Precision Population Science Lab, Mayo Clinic, Rochester, Minnesota, USA.
Artificial Intelligence Program of Department of Pediatric and Adolescent Medicine, Mayo Clinic, Rochester, Minnesota, USA.
J Am Med Inform Assoc. 2022 Jun 14;29(7):1142-1151. doi: 10.1093/jamia/ocac052.
Artificial intelligence (AI) models may propagate harmful biases in performance and hence negatively affect the underserved. We aimed to assess the degree to which data quality of electronic health records (EHRs) affected by inequities related to low socioeconomic status (SES), results in differential performance of AI models across SES.
This study utilized existing machine learning models for predicting asthma exacerbation in children with asthma. We compared balanced error rate (BER) against different SES levels measured by HOUsing-based SocioEconomic Status measure (HOUSES) index. As a possible mechanism for differential performance, we also compared incompleteness of EHR information relevant to asthma care by SES.
Asthmatic children with lower SES had larger BER than those with higher SES (eg, ratio = 1.35 for HOUSES Q1 vs Q2-Q4) and had a higher proportion of missing information relevant to asthma care (eg, 41% vs 24% for missing asthma severity and 12% vs 9.8% for undiagnosed asthma despite meeting asthma criteria).
Our study suggests that lower SES is associated with worse predictive model performance. It also highlights the potential role of incomplete EHR data in this differential performance and suggests a way to mitigate this bias.
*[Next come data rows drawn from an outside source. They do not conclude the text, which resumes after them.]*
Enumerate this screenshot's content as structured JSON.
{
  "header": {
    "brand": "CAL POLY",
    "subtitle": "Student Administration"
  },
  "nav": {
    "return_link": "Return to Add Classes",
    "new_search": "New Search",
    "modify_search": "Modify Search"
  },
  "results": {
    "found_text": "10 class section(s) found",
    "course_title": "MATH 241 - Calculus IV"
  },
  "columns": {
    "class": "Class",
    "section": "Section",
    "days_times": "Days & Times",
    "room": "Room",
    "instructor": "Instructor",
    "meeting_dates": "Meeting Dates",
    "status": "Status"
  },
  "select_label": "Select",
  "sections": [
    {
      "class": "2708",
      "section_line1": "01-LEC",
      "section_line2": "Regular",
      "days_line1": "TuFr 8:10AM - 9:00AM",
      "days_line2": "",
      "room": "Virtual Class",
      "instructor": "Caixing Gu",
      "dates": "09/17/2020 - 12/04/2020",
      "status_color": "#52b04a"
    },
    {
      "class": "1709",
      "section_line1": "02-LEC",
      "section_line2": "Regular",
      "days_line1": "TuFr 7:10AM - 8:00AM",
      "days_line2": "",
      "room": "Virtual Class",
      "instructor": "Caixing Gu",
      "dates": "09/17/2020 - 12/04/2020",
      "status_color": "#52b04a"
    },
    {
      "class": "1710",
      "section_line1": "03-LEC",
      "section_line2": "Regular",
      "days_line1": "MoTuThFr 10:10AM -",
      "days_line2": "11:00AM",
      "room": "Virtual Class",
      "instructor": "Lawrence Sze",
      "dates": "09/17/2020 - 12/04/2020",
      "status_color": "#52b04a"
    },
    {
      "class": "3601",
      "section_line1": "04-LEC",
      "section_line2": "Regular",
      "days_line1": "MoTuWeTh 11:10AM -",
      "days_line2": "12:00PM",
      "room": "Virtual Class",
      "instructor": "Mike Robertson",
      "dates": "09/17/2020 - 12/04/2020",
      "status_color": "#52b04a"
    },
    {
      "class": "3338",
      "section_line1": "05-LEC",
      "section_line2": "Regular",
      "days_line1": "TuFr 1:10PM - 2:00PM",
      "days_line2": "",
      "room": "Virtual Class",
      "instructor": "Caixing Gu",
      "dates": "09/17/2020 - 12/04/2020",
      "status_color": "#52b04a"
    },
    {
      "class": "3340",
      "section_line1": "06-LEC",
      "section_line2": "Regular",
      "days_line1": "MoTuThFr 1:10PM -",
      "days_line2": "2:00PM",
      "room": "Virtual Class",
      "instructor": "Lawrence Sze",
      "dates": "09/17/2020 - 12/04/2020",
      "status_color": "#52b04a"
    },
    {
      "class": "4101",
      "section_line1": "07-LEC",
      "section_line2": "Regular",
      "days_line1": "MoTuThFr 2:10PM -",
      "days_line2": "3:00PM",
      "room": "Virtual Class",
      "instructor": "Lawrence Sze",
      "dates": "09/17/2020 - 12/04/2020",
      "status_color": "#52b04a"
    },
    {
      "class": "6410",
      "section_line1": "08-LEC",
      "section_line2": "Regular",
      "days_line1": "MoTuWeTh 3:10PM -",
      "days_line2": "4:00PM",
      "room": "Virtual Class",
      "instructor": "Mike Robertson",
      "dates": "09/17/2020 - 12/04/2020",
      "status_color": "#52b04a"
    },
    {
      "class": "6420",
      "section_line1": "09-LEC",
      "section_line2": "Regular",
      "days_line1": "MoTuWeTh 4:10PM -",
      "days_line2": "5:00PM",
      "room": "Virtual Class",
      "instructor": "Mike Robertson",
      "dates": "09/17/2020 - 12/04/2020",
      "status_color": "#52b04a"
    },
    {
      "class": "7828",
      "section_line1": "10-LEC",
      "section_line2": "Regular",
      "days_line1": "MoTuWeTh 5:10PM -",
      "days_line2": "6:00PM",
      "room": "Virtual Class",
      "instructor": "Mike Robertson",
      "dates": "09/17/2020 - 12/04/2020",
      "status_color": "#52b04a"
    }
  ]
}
The HOUSES index allows AI researchers to assess bias in predictive model performance by SES. Although our case study was based on a small sample size and a single-site study, the study results highlight a potential strategy for identifying bias by using an innovative SES measure.
人工智能 (AI) 模型可能会传播有害的性能偏差,从而对服务不足的人群产生负面影响。我们旨在评估与低社会经济地位 (SES) 相关的电子健康记录 (EHR) 数据质量对 AI 模型在 SES 中的性能差异的影响程度。
本研究利用现有的机器学习模型来预测哮喘儿童的哮喘恶化情况。我们将平衡错误率 (BER) 与使用基于家庭的社会经济地位衡量标准 (HOUSES) 指数衡量的不同 SES 水平进行了比较。作为性能差异的一种可能机制,我们还比较了 SES 相关的 EHR 信息在哮喘护理方面的完整性。
SES 较低的哮喘儿童的 BER 高于 SES 较高的儿童(例如,HOUSES Q1 与 Q2-Q4 的比值为 1.35),并且与哮喘护理相关的信息缺失比例较高(例如,缺失哮喘严重程度的比例为 41%,而未诊断哮喘的比例为 24%,尽管符合哮喘标准)。
我们的研究表明,SES 较低与预测模型性能较差有关。它还强调了 EHR 数据不完整在这种差异性能中的潜在作用,并提出了一种减轻这种偏差的方法。
HOUSES 指数允许 AI 研究人员通过 SES 评估预测模型性能的偏差。尽管我们的案例研究基于小样本量和单站点研究,但研究结果突出了一种通过使用创新的 SES 衡量标准来识别偏差的潜在策略。